Tiara Sutari, CNN Indonesia | Kamis, 27/04/2017 18:36 WIB
Kemenko Maritim Kunjungi Teluk Jakarta terkait Reklamasi Nelayan di Kampung nelayan Cilincing, Jakarta Utara. (CNN Indonesia/Andry Novelino)
Jakarta, CNN Indonesia -- Kementerian Koordinator Bidang Kemaritiman mengajak sejumlah kementerian melakukan kunjungan ke pulau reklamasi di Teluk Jakarta hari ini, Kamis (27/4).

Kunjungan ini dilakukan untuk melihat secara langsung perkembangan proyek reklamasi yang merupakan bagian dari proyek pengembangan pesisir Ibukota atau National Capital Integrated Coastal Development (NCICD).

Dalam kunjungannya, Kemenko Bidang Kemaritiman mengajak Kementerian Lingkungan Hidup dan Kehutanan (KLHK), Kementerian Kelautan dan Perikanan (KKP), Badan Perencana Pembangunan Nasional (Bappenas), dan Kementerian Pekerjaan Umum dan Perumahan Rakyat (PUPR).


Deputi III Bidang Infrastruktur Kemenko Maritim Ridwan Djamaluddin menyebut, kunjungan tersebut bukan hanya melihat perkembangan pembangunan proyek reklamasi, tetapi juga fokus pada seluruh proyek NCICD yang sempat mandeg selama hampir dua tahun.
"Pemerintah dalam posisi tidak pernah mengatakan berhenti, yang keluar (moratorium) itu surat untuk menyesuaikan kondisi terkini," kata Ridwan saat ditemui di Ancol, Jakarta Utara, Kamis (27/4).

Saat ditanya lebih lanjut terkait kondisi terkini yang dimaksud, Ridwan menyebut masih ada tahapan yang harus diselesaikan.

"Nanti setelah lokakarya, kita bicarakan semuanya," kata Ridwan.
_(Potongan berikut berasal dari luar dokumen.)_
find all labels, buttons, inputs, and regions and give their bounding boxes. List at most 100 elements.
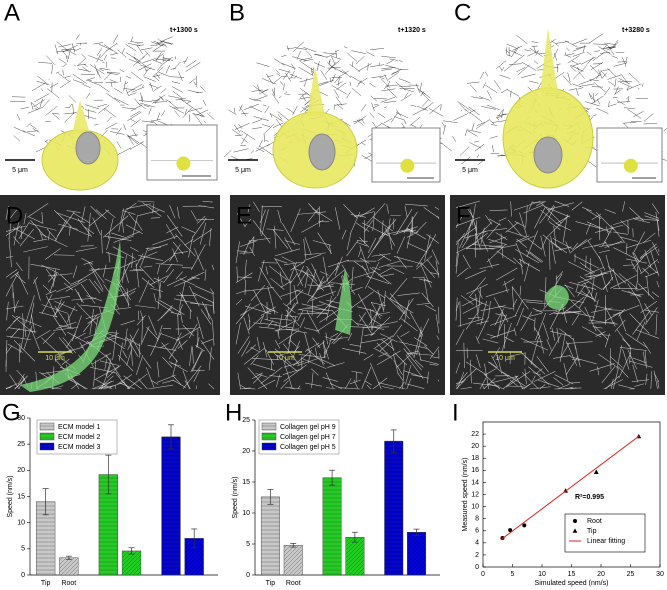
mesh-fiber [125, 75, 132, 79]
fiber [92, 217, 101, 236]
fiber [592, 299, 599, 322]
fiber [507, 219, 522, 236]
mesh-fiber [333, 104, 336, 110]
fiber [455, 242, 459, 267]
mesh-fiber [383, 85, 389, 90]
fiber [190, 350, 203, 372]
fiber [535, 312, 547, 341]
fiber [259, 302, 271, 311]
mesh-fiber [336, 81, 343, 86]
fiber [128, 290, 136, 296]
fiber [126, 338, 139, 357]
fiber [359, 237, 370, 248]
fiber [627, 349, 638, 370]
y-tick-label: 20 [242, 448, 250, 455]
fiber [603, 379, 623, 390]
mesh-fiber [33, 99, 45, 108]
mesh-fiber [154, 98, 161, 104]
mesh-fiber [496, 60, 507, 69]
fiber [175, 326, 201, 342]
mesh-fiber [142, 84, 144, 88]
fiber [252, 220, 271, 244]
mesh-fiber [391, 70, 399, 74]
fiber [507, 385, 524, 388]
time-label: t+1300 s [170, 27, 198, 34]
fiber [188, 236, 193, 258]
fiber [252, 372, 263, 380]
mesh-fiber [69, 51, 77, 56]
mesh-fiber [386, 60, 394, 65]
fiber [176, 294, 197, 297]
mesh-fiber [320, 69, 328, 80]
fiber [324, 265, 339, 284]
fiber [655, 314, 658, 336]
mesh-fiber [421, 99, 429, 107]
fiber [172, 248, 178, 263]
fiber [474, 247, 502, 251]
mesh-fiber [13, 126, 26, 133]
fiber [595, 331, 606, 337]
fiber [274, 258, 288, 264]
fiber [47, 273, 57, 283]
mesh-fiber [157, 38, 168, 48]
fiber [464, 231, 487, 239]
fiber [296, 358, 319, 367]
fiber [239, 240, 257, 248]
fiber [317, 232, 332, 254]
fiber [368, 301, 385, 326]
annotation: R²=0.995 [575, 494, 604, 501]
fiber [259, 266, 273, 289]
inset-cell [400, 158, 415, 173]
fiber [406, 350, 419, 355]
fiber [41, 264, 59, 274]
fiber [335, 262, 339, 271]
mesh-fiber [585, 101, 600, 107]
fiber [252, 236, 255, 252]
fiber [379, 253, 392, 262]
mesh-fiber [605, 42, 617, 46]
fiber [598, 334, 611, 336]
fiber [261, 209, 269, 237]
fiber [622, 201, 626, 212]
fiber [357, 240, 368, 242]
fiber [13, 300, 19, 311]
y-tick-label: 15 [242, 479, 250, 486]
fiber [462, 255, 471, 269]
fiber [406, 378, 412, 390]
fiber [437, 379, 440, 382]
fiber [125, 224, 143, 235]
fiber [23, 320, 27, 337]
fiber [429, 346, 440, 359]
fiber [316, 296, 337, 319]
error-bar [65, 555, 72, 560]
mesh-fiber [357, 77, 368, 85]
fiber [489, 236, 507, 244]
fiber [327, 362, 345, 368]
fiber [63, 282, 74, 291]
mesh-fiber [155, 52, 162, 61]
mesh-fiber [261, 78, 277, 85]
fiber [366, 203, 386, 225]
fiber [252, 201, 260, 213]
mesh-fiber [131, 71, 144, 82]
fiber [610, 378, 614, 390]
fiber [177, 314, 179, 335]
fiber [565, 355, 579, 376]
fiber [165, 263, 173, 273]
fiber [285, 328, 308, 334]
fiber [613, 216, 640, 226]
mesh-fiber [251, 89, 264, 92]
mesh-fiber [99, 67, 110, 71]
fiber [409, 312, 423, 335]
fiber [247, 204, 251, 213]
fiber [54, 299, 62, 315]
mesh-fiber [171, 81, 181, 84]
mesh-fiber [349, 81, 351, 86]
fiber [622, 348, 630, 370]
mesh-fiber [395, 81, 406, 91]
fiber [525, 301, 550, 305]
fiber [315, 283, 334, 291]
fiber [156, 361, 160, 378]
mesh-fiber [122, 107, 137, 110]
mesh-fiber [285, 72, 291, 82]
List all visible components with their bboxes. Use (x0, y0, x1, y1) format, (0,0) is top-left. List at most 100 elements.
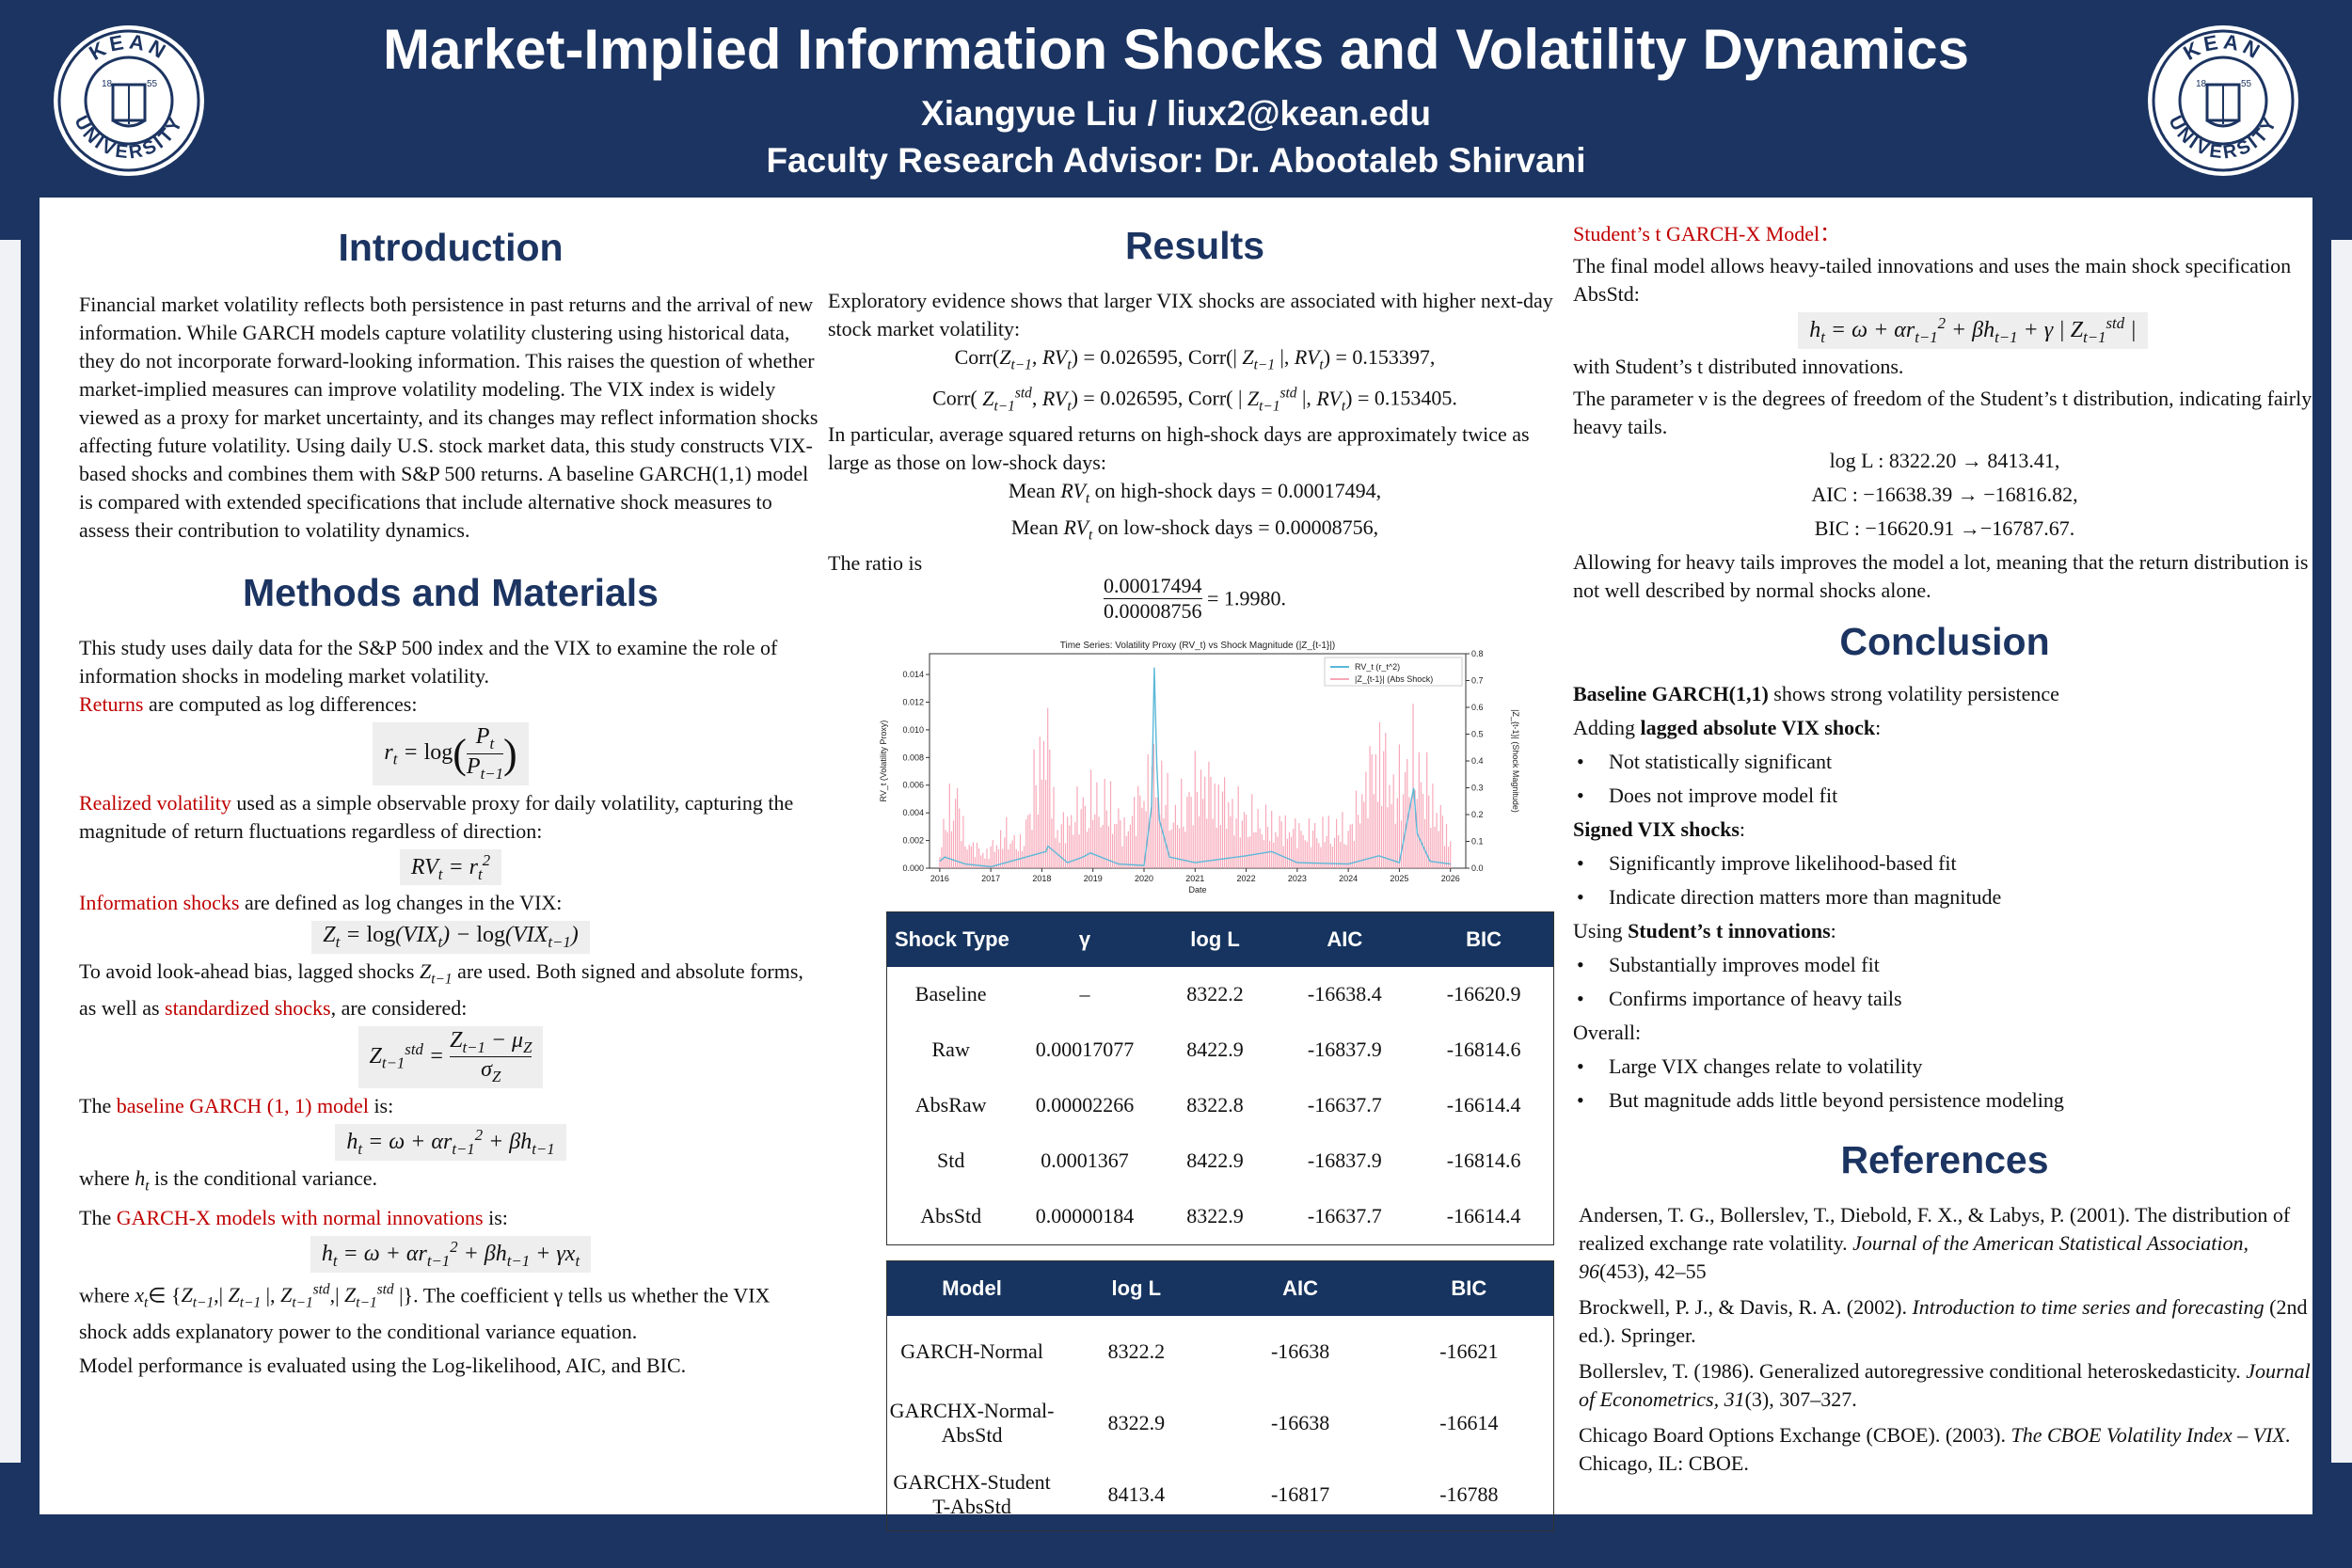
conclusion-title: Conclusion (1839, 619, 2050, 663)
model-table-cell: 8322.9 (1107, 1410, 1166, 1434)
references-list: Andersen, T. G., Bollerslev, T., Diebold… (1579, 1201, 2316, 1478)
column-middle: Results Exploratory evidence shows that … (828, 198, 1562, 1531)
y2-tick-label: 0.0 (1471, 863, 1484, 873)
y2-axis-label: |Z_{t-1}| (Shock Magnitude) (1511, 709, 1520, 813)
conclusion-line: Signed VIX shocks: (1573, 816, 1746, 841)
y2-tick-label: 0.2 (1471, 810, 1484, 819)
y-tick-label: 0.010 (902, 725, 924, 735)
x-tick-label: 2025 (1390, 874, 1408, 883)
student-t-equation: ht = ω + αrt−12 + βht−1 + γ | Zt−1std | (1573, 312, 2316, 349)
y2-tick-label: 0.6 (1471, 703, 1484, 712)
conclusion-bullet: • Large VIX changes relate to volatility (1577, 1053, 1923, 1078)
shock-table-cell: -16814.6 (1446, 1037, 1521, 1062)
conclusion-line: Using Student’s t innovations: (1573, 918, 1836, 942)
poster-body: Introduction Financial market volatility… (40, 198, 2312, 1531)
x-tick-label: 2024 (1339, 874, 1358, 883)
corr-line-1: Corr(Zt−1, RVt) = 0.026595, Corr(| Zt−1 … (954, 345, 1436, 373)
aic-change: AIC : −16638.39 → −16816.82, (1811, 482, 2078, 506)
mean-low-line: Mean RVt on low-shock days = 0.00008756, (1010, 515, 1379, 543)
introduction-title: Introduction (338, 226, 564, 269)
model-table-cell: GARCHX-Normal-AbsStd (889, 1398, 1055, 1447)
student-t-intro: The final model allows heavy-tailed inno… (1573, 254, 2292, 306)
student-t-dof-text: The parameter ν is the degrees of freedo… (1573, 386, 2312, 438)
shock-table-cell: 0.00017077 (1035, 1037, 1135, 1062)
shock-table-cell: 8422.9 (1186, 1148, 1244, 1173)
y-tick-label: 0.012 (902, 697, 924, 706)
right-margin-strip (2331, 240, 2352, 1463)
shock-table-row: AbsStd 0.00000184 8322.9 -16637.7 -16614.4 (887, 1189, 1554, 1245)
shock-table-cell: 0.0001367 (1041, 1148, 1129, 1173)
model-table-header: BIC (1384, 1260, 1554, 1316)
shock-table-row: Baseline – 8322.2 -16638.4 -16620.9 (887, 967, 1554, 1022)
x-tick-label: 2021 (1185, 874, 1204, 883)
garchx-equation: ht = ω + αrt−12 + βht−1 + γxt (79, 1236, 822, 1274)
model-table-header: Model (886, 1260, 1057, 1316)
introduction-text: Financial market volatility reflects bot… (79, 293, 818, 542)
abs-shock-series-line (939, 703, 1452, 868)
shock-table-cell: 8322.9 (1186, 1204, 1244, 1228)
shock-table-header: Shock Type (886, 911, 1015, 967)
shock-table-cell: 0.00002266 (1035, 1093, 1135, 1117)
shock-table-header: BIC (1414, 911, 1554, 967)
lag-text: To avoid look-ahead bias, lagged shocks … (79, 959, 803, 1020)
column-left: Introduction Financial market volatility… (79, 198, 822, 1380)
y-tick-label: 0.008 (902, 752, 924, 762)
poster-title: Market-Implied Information Shocks and Vo… (383, 18, 1969, 81)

Berdasarkan informasi, Kemenko Maritim akan menyelenggarakan lokakarya, Jumat esok (28/4), di Hotel Disocvery Ancol untuk membahas hasil kunjungan di Teluk Jakarta hari ini.

Ridwan hanya memastikan, meski ada tiga pulau reklamasi yang sempat dimoratorium, bukan berarti proyek itu akan dihentikan selamanya. Mengingat ada beberapa kajian yang harus diperbaiki sesuai perkembangan keadaan di lokasi saat ini.

"Iya dilanjutkan, kami juga ada dari Belanda dan Korea turut hadir. Mereka konsultan untuk keberlanjutan proyek ini," tutur Ridwan.

Ridwan menyebut, saat ini akan lebih fokus pada pengembangan tanggul raksasa lepas pantai agar bisa selesai sesuai target pemerintah.
"Tadi kami melihat sudah sejauhmana. Kami bicarakan data rilnya, kenapa harus dilanjutkan, seperti apa, bentuknya bagaimana, akan jelas, target juga bisa tersusun mau selesai kapan," kata Ridwan.

Proyek NCICD terbagi menjadi tiga tahap. Pertama, penguatan sistem tanggul laut dan sungai yang telah ada, pembangunannya ditargetkan selesai akhir 2017.

Setelah tahap pertama selesai, pemerintah akan melanjutkan pada tahap pembangunan proyek tanggul laut lepas pantai di bagian barat Teluk Jakarta.

Tahap ketiga, pembangunan tanggul laut lepas pantai bagian timur Teluk Jakarta. Di tahap ini juga bisa diketahui penentuan desain dan jarak antar pulau buatan dalam proyek reklamasi.
Namun seiring berjalannya proyek tersebut, pemerintah malah membangun pulau buatan atau reklamasi di kawasan Pantai Utara Jakarta terlebih dahulu. Padahal tanggul yang digunakan untuk menahan rob atau banjir akibat limpahan air laut belum rampung.